A tornado about 75 miles east of where I live on June 5, 2009, in Goshen County, Wyoming.  What I love about this video is the enthusiasm behind the camera, cheering on Mother Nature, the psychology of it all.




This is an amazing video on a number of levels.  It's all just words.  Great marketing idea.  Great sentiment. The voice.  (You have to watch it at least half-way through to get it.) "The Future of Publishing" by DK (UK).




What do you turn to when you feel stomped on?  This always cheers me up.  Jay-Z "Dirt Off Your Shoulder."




"Did you write this?" "No." "Who then?" "Charlotte Bronte." "May I speak to her then? It's balls!" Hehehehe. Some wonderful Fry and Laurie.




This is hilarious!  I now know what my problem is: excessive perkiness.  From the Onion.




Science shows that long-term motivation in creative projects is moving toward mastery, not biological motivation or carrot and stick.  Daniel Pink at Author Magazine.




Words have power.  Naming a child "disabled" puts a lid on her and his power.  A fabulous TED talk by model and Paralympic athlete Aimee Mullins.




This American Life's Ira Glass on the gap between what you're trying to achieve and what you're able to.  An excellent point.  There are four segments of this, of which this is the third.




The fabulous J. K. Rowling delivering the commencement address at Harvard.  Everything a speech should be:  funny, heartfelt, moving.  Wow.




Metaphor Matters, by James Geary (on TED).  Something I've long thought:  metaphoric thinking is a basic human impulse and is just as applicable to science as it is to poetry.




This is HILARIOUS!  "Being an agent is EXACTLY like this! Or not...," via the Swivet. (Thanks, Pembroke.)




The world brutalizes girls, and we brutalize the girl inside us ~ the girl inside men and women alike.  Very moving. By Eve Ensler, via TED.




Virtual Reality Professor Randy Pausch's Last Lecture "Really Achieving Your Childhood Dreams" at Carnegie Mellon. As he gives this lecture, Dr. Pausch is dying of pancreatic cancer and has been given 3-6 months to live.  He stresses that we don't achieve things on our own; we get help from lots of people along the way. It's a long lecture but worth viewing to the end.

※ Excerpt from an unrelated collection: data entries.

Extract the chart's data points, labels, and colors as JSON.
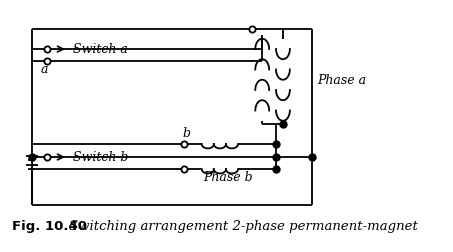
{
  "fig_width": 4.53,
  "fig_height": 2.53,
  "dpi": 100,
  "bg_color": "#ffffff",
  "line_color": "#000000",
  "line_width": 1.3,
  "caption_bold": "Fig. 10.40",
  "caption_italic": "Switching arrangement 2-phase permanent-magnet",
  "caption_fontsize": 9.5,
  "label_fontsize": 9,
  "switch_label_a": "Switch a",
  "switch_label_b": "Switch b",
  "label_a": "a",
  "label_b": "b",
  "phase_a_label": "Phase a",
  "phase_b_label": "Phase b"
}
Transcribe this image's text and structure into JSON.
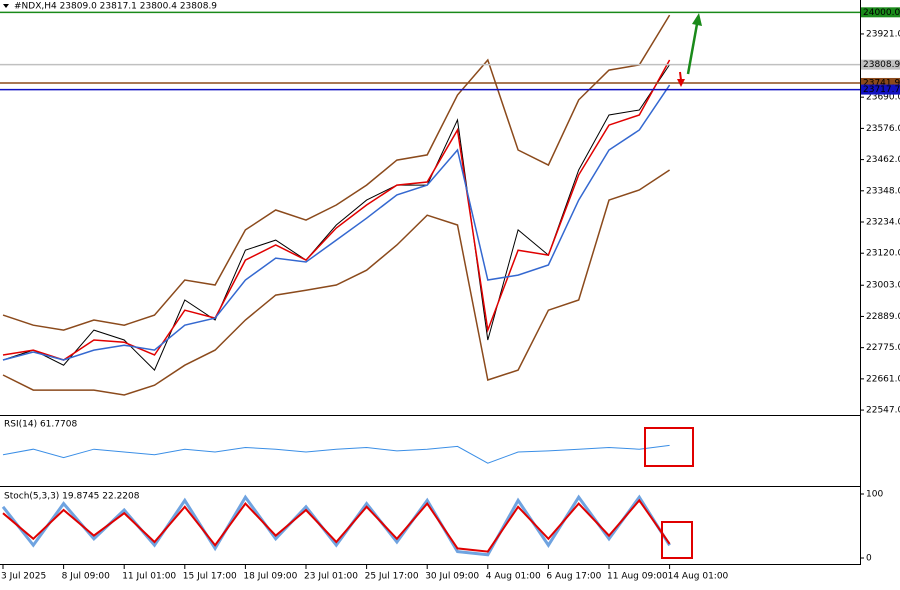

The Girl Effect.  One of the things that is so amazing about this video, over and above the message, is that it's all done with words.




Chimamanda Ngozi Adichie’s wonderful TED talk about the dangers of the single story.  So so true.




One of the most beautiful art films I've seen in a while.  Wizard Smoke, from Salazar.




Have you ever watched the wonderful Wallace and Gromit?  In A Grand Day Out, Wallace tells Gromit, "Hold on, lad, and think of Lancashire Hotpot."  Well, for those of you wondering what Lancashire Hotpot is, here's a great video telling you how. Thanks, Sonja!




Writer Darryl Pinckney on getting older.  I can so relate, not that I was ever really hip.




I'm ambivalent, in the true sense of the word, about being a woman in the West, but this video gets at the ideals of Wyoming, even if those ideals aren't always met.